Preparations for benediction began while we sang Willan’s hymn Lord Enthroned in Heavenly Splendour. We did the traditional benediction hymns O Salutaris, Tantum Ergo, and the Laudate Dominum and Adoremus in Aeternum, all in traditional prayerbook English. These hymns are glorious expressions of Eucharistic adoration and deserve to be better known, which prayerbook English plainsong settings may help to accomplish. The benediction motet was Willan’s Ave Verum Corpus, which some consider to have surpassed even William Byrd’s similar setting of the same. Of course, we ended Saturday as we had ended Friday with another patrimonial reception! Anglicans have frequently followed the sacred liturgy with celebration, a fitting way to recognize the nature of what has just been done, as well as to live more holistically as a community and a family of faith.

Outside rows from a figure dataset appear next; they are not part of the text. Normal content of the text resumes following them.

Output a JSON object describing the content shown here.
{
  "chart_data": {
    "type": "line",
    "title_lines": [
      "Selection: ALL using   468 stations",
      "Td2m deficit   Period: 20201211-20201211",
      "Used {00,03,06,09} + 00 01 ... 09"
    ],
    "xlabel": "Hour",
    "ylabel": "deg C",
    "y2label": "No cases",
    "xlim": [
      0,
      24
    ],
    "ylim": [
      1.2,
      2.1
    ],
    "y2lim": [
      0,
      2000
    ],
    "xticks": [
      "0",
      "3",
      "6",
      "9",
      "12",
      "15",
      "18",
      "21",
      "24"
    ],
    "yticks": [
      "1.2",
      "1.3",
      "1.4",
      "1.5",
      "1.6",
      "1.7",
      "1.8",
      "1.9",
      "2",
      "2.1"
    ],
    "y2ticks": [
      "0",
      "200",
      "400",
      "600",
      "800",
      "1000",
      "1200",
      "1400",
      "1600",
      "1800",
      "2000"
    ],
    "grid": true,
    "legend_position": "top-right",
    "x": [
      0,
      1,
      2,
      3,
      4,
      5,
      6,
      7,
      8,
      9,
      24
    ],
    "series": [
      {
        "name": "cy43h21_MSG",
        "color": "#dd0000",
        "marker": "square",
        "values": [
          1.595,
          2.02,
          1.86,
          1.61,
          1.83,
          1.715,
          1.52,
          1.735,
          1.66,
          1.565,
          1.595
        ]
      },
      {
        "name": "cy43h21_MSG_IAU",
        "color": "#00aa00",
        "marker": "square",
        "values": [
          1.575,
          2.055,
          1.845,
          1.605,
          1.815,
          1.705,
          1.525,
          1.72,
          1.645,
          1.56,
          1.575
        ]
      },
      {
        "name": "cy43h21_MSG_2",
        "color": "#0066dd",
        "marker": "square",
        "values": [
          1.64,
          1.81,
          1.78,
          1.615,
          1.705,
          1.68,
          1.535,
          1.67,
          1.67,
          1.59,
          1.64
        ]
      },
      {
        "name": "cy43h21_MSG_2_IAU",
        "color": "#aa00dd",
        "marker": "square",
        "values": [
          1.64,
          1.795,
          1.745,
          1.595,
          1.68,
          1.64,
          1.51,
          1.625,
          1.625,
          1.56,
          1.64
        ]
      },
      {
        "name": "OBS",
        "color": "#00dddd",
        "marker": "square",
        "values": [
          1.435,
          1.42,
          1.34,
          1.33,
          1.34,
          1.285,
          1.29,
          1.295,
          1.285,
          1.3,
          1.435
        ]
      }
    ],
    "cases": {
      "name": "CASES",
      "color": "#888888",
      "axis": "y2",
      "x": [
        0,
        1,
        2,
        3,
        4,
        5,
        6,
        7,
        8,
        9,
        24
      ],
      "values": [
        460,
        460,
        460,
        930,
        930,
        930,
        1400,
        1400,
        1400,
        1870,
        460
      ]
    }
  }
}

These were three beautiful, and very Anglican patrimonial, liturgies held in Toronto’s St Michael’s Cathedral, celebrated by Fr Lee Kenyon, our former Dean of Canada for the ordinariate. The music – representative of the very best of the Anglican musical tradition – was provided by a professional ensemble, including renowned Canadian organist Matthew Larkin and directed by Toronto’s own Peter Mahon. That our liturgies were hosted by the Cathedral of the Latin diocese was a powerful sign of how the Anglican tradition has been fully welcomed into the Catholic Church. The experience of a Solemn Mass and Te Deum, Choral Mattins, and Evensong and Benediction, all done in accordance with the best of our Anglican tradition and in such a preeminent Catholic setting was deeply moving for everyone. Pope Benedict XVI’s Anglicanorum Coetibus was a gift from God that has made for us a home in the Catholic Church, and for that we will ever give thanks!